When you get therapeutic support from a competent mindfulness-based clinician, you get:

  • Improved social support

  • Help working through meta-stress

  • Instruction to learn stress-reduction and stress--moderation techniques

  • Support with relationship issues

  • Support for existential issues and adjustments

Therapy is so very important when long-lasting stress is building up or evolving to create more severe types of anxiety and mood reactions. When anxiety or depression or poor mood regulation become their own things, they create more secondary issues. Competent therapeutic support can help you avoid suffering those compounded issues.

Another benefit of therapy is having a place to get some quality social support from your therapist who is a neutral person in your life different from informal supports. While friends and family can be very good supports, each of those relationships is a two-way street. When you get support from your therapist, you can do so without having to be concerned about how what you share with your therapist will affect them or come back on you later.

One common issue with any chronic stress situation is confusion about what one can do. We can lose our sense of agency and power when nothing we do seems to work the way we want it. Over time, this loss of sense of agency can induce a state of helplessness which makes us feel more miserable and confused about how to move forward. Therapy often serves to support people in exploring things that can be controlled versus those that can’t and people often feel an enhanced sense of agency through the therapy process.

Coaching

Coaching is similar to therapy though is likely to be more focused on skill-building in order for you to learn the best techniques to address your issues with pain, stress, emotions, and adjustments. In my coaching practice with people coping with chronic pain, I teach reliable, easy-to-practice techniques that are proven to lower subjective pain by 20-45%. Usually, this focused coaching process is accomplished in around four sessions (which is a more limited number compared to a more wide-ranging therapy process).

Self-Practice

Part of the goal of therapy and coaching is to teach techniques which you can practice on your own in between sessions and after you discontinue your therapy or coaching service. You might have already explored these types of self-practice by listening to guided meditations or reading a book on coping with chronic pain. You can learn these through an online course.

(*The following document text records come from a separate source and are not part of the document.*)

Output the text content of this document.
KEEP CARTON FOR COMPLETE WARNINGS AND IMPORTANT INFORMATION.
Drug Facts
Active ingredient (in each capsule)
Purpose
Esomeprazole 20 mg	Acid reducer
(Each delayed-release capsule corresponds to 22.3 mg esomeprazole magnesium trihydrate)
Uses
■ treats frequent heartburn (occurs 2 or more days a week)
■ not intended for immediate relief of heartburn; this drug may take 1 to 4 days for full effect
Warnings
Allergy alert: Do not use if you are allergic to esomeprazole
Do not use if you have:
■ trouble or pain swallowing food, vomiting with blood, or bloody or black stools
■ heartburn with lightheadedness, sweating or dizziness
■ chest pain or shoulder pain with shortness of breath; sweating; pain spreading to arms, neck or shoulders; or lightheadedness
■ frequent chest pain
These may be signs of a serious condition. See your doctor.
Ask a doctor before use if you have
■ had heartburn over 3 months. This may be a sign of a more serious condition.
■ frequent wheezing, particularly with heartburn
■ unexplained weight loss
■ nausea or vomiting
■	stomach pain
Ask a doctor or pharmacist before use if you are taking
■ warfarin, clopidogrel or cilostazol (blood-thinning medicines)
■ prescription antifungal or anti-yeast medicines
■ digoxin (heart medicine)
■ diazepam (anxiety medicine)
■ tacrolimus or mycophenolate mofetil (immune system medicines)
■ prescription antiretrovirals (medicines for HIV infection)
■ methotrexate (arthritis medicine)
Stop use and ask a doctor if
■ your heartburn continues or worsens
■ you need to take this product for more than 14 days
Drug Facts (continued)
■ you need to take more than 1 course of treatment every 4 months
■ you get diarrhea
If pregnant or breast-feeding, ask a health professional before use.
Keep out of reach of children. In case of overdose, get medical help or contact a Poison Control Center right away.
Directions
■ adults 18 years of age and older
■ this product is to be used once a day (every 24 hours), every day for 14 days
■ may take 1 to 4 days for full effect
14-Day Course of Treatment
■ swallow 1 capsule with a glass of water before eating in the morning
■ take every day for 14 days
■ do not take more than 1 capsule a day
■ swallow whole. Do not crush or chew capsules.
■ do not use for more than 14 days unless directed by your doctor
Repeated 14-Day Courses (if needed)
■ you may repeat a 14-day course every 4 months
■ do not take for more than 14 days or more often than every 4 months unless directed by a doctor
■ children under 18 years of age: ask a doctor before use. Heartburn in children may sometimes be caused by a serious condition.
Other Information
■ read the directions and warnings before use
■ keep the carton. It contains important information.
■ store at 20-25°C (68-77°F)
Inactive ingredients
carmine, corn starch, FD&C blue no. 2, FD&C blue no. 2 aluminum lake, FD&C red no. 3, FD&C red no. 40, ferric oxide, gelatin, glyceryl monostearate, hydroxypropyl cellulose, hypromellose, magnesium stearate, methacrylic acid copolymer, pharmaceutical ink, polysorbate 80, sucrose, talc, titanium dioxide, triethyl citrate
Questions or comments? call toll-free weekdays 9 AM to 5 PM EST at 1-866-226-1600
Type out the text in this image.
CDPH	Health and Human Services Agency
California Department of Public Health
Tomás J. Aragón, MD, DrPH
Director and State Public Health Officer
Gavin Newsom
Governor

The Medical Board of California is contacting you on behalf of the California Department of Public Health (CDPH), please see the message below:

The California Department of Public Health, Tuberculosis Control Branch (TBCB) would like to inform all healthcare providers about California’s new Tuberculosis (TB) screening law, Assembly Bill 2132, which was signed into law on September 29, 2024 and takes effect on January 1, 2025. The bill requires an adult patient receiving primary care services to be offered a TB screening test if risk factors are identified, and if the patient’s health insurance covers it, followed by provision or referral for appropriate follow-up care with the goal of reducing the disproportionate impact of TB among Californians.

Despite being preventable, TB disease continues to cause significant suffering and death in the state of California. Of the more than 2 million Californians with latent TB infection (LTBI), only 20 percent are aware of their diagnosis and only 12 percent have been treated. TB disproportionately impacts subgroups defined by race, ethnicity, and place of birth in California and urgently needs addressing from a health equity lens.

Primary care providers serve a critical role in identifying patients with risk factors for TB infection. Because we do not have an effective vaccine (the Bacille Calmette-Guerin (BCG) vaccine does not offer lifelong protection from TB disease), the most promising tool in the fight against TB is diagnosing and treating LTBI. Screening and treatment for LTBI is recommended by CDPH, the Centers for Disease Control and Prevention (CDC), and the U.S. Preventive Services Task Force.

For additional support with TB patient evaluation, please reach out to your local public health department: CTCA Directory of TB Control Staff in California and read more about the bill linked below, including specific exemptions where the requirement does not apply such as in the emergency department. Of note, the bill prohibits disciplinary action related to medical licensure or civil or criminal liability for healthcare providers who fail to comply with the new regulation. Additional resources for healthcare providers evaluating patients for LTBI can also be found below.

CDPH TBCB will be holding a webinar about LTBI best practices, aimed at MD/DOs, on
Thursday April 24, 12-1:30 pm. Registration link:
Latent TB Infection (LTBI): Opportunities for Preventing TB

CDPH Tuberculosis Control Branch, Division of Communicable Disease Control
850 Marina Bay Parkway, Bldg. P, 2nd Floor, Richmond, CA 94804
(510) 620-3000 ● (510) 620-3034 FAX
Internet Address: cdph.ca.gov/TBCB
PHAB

It’s so important to address stress, emotions, and adjustments when coping with chronic pain…

Elevated stress from chronic pain is miserable and makes pain worse. Same with challenging emotions and negative attitudes. After some time, chronic pain starts to become an even more complicated set of issues when meta-stress sets in. The types of impact that chronic pain has on life and one’s identity are complicated and challenging to sort out. When things worsen, the risk for clinical anxiety and depression increases. So, I recommend that you get good support if you need it to better cope, reduce your pain, and to lower your risk for more negative aspects of dealing with chronic pain.